Speaking from the Big Apple, Phantoms frontman Jensen Deroisier promises his band will offer compas “with a new-millennium flavor.” Among the more flavorful personalities with the Phantoms are the dreadlocked King Kino, Haitian rapper Tap Addlerman, and new arrival “Princess” Gregory Mettelus, who joins the band with a tell-all hit single about her life with her former band, Zin.

Jensen, as he is known, weighs in on current speculation that Miami is primed to hijack the heart of the Haitain music industry from the more established scene in New York. “It’s true, Miami has become a big market now,” he admits. “But they don’t have the torch to guide the music. New York is where all the big bands are, Tabou Cambo, System, Zin. The New York bands all come down to Miami three or four times a year; that’s part of what makes Miami so hot.”

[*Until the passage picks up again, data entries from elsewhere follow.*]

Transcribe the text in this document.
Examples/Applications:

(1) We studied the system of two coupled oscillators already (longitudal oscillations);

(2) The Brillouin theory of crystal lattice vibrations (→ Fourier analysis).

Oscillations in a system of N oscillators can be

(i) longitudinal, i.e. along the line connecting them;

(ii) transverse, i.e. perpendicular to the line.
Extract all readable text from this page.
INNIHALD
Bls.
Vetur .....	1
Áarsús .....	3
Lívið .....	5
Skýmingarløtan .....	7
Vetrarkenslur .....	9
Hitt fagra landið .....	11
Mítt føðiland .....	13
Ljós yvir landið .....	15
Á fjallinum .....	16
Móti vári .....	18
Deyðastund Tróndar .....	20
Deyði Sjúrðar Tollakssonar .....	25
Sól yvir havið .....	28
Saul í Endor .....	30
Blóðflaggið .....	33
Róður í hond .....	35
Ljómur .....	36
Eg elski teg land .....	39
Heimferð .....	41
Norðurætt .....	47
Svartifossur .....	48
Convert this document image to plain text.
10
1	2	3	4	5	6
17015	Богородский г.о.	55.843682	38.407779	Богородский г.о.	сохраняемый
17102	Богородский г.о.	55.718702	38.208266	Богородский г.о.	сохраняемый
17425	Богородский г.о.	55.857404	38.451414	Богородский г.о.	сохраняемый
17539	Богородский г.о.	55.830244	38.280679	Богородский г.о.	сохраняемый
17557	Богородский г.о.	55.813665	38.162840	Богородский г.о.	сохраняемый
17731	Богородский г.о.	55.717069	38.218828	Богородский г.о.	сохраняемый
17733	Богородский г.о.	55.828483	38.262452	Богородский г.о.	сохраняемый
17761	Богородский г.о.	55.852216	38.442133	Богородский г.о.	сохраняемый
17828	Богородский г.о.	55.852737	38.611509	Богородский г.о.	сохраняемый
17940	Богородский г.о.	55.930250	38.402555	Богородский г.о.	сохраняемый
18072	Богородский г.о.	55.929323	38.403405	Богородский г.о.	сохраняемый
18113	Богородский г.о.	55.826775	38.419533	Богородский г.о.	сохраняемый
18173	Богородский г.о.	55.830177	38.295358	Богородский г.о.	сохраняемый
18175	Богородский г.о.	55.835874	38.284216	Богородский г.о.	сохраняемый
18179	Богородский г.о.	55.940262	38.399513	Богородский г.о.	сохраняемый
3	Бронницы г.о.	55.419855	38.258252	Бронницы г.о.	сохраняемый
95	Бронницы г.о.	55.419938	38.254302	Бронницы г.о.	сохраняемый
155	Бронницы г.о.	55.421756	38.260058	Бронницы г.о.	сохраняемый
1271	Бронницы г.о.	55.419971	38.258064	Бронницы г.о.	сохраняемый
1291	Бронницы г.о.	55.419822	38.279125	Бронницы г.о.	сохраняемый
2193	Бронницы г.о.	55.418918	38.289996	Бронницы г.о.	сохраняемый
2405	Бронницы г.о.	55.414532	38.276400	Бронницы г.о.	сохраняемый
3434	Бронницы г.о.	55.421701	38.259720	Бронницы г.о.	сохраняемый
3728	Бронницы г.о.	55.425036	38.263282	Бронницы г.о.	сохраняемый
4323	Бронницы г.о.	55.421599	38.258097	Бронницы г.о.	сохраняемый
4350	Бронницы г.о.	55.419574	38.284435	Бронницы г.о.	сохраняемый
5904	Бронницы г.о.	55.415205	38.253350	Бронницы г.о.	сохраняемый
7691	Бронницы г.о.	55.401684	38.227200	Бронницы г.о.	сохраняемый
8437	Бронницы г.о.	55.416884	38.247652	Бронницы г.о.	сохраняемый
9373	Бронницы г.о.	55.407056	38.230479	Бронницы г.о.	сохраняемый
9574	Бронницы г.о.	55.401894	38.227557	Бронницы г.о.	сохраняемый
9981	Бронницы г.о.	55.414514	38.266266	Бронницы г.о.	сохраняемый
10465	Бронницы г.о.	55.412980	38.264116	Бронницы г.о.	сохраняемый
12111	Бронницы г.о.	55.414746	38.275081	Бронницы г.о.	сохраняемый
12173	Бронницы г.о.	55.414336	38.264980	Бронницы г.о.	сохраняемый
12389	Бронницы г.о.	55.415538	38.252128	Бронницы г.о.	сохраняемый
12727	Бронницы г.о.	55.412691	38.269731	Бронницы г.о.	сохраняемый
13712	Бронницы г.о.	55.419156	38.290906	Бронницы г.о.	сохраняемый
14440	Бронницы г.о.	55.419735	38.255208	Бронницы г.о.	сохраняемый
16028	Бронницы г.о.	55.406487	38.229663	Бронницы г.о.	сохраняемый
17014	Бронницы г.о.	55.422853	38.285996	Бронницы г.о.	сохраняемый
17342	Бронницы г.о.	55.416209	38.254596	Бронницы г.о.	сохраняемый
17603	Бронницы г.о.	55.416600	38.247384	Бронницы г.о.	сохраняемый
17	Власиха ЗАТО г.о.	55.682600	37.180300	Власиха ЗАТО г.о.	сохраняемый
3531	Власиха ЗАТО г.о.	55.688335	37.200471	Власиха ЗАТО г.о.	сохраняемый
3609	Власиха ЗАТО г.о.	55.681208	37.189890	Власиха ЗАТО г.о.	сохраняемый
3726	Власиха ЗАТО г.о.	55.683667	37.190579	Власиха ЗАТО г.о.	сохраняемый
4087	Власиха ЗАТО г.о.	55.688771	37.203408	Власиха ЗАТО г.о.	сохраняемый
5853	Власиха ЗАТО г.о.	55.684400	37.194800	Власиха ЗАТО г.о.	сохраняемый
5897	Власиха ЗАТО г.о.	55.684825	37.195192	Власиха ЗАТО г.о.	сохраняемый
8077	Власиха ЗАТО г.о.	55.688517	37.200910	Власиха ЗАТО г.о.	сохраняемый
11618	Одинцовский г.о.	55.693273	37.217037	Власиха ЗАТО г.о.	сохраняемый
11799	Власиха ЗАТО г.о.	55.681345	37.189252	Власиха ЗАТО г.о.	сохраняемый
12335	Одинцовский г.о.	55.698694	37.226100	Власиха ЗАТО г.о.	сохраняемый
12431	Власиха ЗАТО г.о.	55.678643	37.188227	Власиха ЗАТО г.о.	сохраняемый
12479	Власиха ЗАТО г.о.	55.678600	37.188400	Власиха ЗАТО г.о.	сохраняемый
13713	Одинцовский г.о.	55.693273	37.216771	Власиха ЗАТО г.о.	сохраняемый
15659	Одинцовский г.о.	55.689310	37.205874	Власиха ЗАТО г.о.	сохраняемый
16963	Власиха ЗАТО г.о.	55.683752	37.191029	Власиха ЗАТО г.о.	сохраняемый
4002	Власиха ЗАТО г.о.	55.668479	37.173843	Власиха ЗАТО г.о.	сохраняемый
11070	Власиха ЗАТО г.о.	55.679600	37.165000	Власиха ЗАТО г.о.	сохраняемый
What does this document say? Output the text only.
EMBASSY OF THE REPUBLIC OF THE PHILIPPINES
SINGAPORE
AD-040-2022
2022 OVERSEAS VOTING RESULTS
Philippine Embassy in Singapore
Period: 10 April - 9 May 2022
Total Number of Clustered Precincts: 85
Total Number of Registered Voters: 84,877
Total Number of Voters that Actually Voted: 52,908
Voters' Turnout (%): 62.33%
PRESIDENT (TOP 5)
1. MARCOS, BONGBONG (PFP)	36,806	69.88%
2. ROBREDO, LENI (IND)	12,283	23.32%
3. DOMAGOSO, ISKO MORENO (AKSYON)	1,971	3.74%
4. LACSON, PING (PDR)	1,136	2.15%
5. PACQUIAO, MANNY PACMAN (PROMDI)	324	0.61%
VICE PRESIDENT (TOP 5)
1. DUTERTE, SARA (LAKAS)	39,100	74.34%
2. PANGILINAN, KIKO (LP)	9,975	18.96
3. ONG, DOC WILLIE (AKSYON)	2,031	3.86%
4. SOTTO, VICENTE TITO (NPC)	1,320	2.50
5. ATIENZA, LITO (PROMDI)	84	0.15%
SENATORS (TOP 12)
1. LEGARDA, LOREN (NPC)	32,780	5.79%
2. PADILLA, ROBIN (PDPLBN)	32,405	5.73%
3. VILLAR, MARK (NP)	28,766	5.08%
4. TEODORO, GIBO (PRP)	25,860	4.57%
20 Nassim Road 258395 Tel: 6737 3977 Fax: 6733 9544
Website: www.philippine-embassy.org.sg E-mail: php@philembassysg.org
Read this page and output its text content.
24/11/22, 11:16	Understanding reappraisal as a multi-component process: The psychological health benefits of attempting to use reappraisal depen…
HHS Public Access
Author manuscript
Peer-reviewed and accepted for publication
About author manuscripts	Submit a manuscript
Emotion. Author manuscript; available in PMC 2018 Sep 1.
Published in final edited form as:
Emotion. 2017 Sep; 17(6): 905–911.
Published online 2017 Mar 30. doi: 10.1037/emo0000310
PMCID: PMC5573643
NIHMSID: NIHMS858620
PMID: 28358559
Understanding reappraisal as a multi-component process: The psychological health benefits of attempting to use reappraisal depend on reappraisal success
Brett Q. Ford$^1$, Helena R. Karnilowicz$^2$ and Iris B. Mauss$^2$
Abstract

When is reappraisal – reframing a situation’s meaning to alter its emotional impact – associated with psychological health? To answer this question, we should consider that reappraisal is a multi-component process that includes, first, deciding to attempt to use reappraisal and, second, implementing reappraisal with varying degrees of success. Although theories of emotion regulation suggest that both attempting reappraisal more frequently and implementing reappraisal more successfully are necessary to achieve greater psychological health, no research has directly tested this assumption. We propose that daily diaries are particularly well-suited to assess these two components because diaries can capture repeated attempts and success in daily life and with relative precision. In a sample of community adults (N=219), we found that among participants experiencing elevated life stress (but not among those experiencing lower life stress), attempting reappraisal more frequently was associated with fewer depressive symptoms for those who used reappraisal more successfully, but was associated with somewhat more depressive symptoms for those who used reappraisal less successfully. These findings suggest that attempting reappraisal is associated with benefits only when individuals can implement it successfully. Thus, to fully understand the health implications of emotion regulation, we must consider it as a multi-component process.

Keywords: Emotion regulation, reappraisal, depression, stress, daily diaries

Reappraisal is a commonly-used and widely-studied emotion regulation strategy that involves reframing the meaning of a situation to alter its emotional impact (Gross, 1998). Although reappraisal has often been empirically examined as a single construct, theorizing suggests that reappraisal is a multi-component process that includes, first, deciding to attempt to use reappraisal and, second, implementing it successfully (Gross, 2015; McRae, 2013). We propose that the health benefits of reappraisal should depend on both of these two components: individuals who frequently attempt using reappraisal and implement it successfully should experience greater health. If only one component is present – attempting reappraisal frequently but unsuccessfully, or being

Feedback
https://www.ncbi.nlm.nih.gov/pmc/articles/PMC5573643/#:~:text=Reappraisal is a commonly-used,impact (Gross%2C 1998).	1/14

In the intimate world of compas, promoters rev up rivalry among groups to add drama to staged musical competitions. Jensen stokes the fire when he refers to the Phantoms’ place on a festival bill featuring Miami’s favorite Vices, big and small. “When I saw that Phantoms was not the headliner, I laughed,” he says, “because the only band that puts on a show is Phantoms. We do not just come with popular songs and play; that’s not a show. We have stage effects, we have pyrotechnics.” A perfect addition to the fireworks this Fourth of July weekend.